A celebration of community

Dhakar slums
Dhakar slums

I HOPE people had a chance to view Megacities with Andrew Marr on BBC 1 last week.

It’s a three-part documentary series – I think the next one is on tonight – which the BBC does very well.

It reviews the impact on society and on the human spirit of cities that comprise of populations of over 10 million people.

I found it very interesting. Andrew Marr obviously had to get a new passport, as he travelled the globe looking at some of the largest cities.

He spent the night in a Dhaka slum in Bangladesh and had to deal with rats the size of cats underneath his bed.

He went to Shanghai, in China, and saw the fastest development in human history as hundreds of millions of Chinese people move from rural areas to cities with the prospect of work and some notion of a better life.

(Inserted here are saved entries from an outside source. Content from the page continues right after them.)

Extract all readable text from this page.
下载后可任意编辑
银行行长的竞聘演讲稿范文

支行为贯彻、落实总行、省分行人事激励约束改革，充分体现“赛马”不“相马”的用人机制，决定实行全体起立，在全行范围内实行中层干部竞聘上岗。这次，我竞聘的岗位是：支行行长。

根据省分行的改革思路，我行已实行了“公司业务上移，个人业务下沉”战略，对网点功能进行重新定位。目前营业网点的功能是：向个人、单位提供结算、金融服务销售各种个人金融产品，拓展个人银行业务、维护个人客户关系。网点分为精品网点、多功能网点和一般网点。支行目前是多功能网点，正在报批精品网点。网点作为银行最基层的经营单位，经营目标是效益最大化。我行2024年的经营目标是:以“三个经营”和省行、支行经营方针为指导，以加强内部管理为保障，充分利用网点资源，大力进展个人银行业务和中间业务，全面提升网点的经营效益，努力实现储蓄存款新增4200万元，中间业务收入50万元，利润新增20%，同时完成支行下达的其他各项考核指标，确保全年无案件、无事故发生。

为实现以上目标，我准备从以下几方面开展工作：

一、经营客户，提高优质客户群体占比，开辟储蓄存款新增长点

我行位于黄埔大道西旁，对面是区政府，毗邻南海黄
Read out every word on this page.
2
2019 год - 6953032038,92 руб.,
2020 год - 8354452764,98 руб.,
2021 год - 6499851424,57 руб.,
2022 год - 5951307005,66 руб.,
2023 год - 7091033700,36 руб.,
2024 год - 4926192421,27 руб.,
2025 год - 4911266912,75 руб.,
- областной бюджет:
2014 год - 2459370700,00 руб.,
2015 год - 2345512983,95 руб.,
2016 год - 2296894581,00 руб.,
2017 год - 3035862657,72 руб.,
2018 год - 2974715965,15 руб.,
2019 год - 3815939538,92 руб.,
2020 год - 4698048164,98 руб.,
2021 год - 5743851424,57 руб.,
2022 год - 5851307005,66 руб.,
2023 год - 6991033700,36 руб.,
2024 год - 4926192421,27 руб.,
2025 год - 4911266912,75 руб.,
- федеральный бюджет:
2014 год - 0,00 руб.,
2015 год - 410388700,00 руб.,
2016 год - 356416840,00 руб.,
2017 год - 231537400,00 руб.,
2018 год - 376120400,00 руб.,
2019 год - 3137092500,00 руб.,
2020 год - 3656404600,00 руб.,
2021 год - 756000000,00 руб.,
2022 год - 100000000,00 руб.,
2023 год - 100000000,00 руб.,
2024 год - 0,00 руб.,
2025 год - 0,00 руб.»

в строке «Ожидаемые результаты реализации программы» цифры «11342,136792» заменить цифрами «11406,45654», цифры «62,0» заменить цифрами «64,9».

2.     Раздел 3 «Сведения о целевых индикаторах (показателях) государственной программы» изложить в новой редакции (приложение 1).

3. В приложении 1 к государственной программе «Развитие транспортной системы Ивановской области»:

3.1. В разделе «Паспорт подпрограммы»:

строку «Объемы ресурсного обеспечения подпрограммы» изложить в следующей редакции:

However, the bit of the programme I found most affecting was the time that Andrew Marr spent in Tokyo.

The Japanese capital is one of the most densely populated areas on earth, with about 13 million people living in the central Tokyo area about the size of the old Cleveland County Council boundaries.

Despite, or perhaps because of the huge overcrowding, the overwhelming sense from the city was one of loneliness.

Residents of Tokyo hired a “friend” to spend time with because they didn’t know anybody in the city.

It does seem curious that, very often, the more that people are surrounded by other people, the lonelier they become.

The sense of community and the need for good neighbours are very strong in all of us.

Andrew Marr concluded that villages are probably the ideal size for humans to live together.

When I watched the programme I was struck by how Hartlepool is very much a collection of villages, with a strong sense of identity and community in each one.

People are fiercely proud of Hartlepool, quite rightly. But actually people also identify with their very local area, whether it is West View, the Headland, Owton Manor or living on the Fens.

That is why I really value Good Neighbours Day, which took place on Friday and was hosted at Belle Vue.

In previous years the event has taken place in Burbank and on the central estate.

This year, the sun shone, and Kendal Road was closed for all of the stalls and events that were taking place, and I think all the people, young and old, who came along had a great time.

I was also really pleased to cut the ribbon, along with Bob Farrow, who has lived and worked in the area for all his life, to celebrate the new houses that are being built by Housing Hartlepool.

I think everybody who had a look round the showhomes were really impressed with the quality of the finish. They make a really welcome addition.

We are very fortunate in Hartlepool that we have extremely strong communities who in the main watch out for one another.

The social and economic challenges that Hartlepool has faced would have been a lot worse had it not been for that sense of community that is a strong part of the Hartlepool character.

Other towns have lost that sense of neighbourhood and community. Once it is lost, it is incredibly difficult, if not impossible, to get it back, and at the extreme version, you see the sense of isolation and loneliness that was portrayed on Andrew Marr’s documentary.

We should celebrate and nurture that sense of community we have in Hartlepool, and Good Neighbours Day is an excellent way to do this.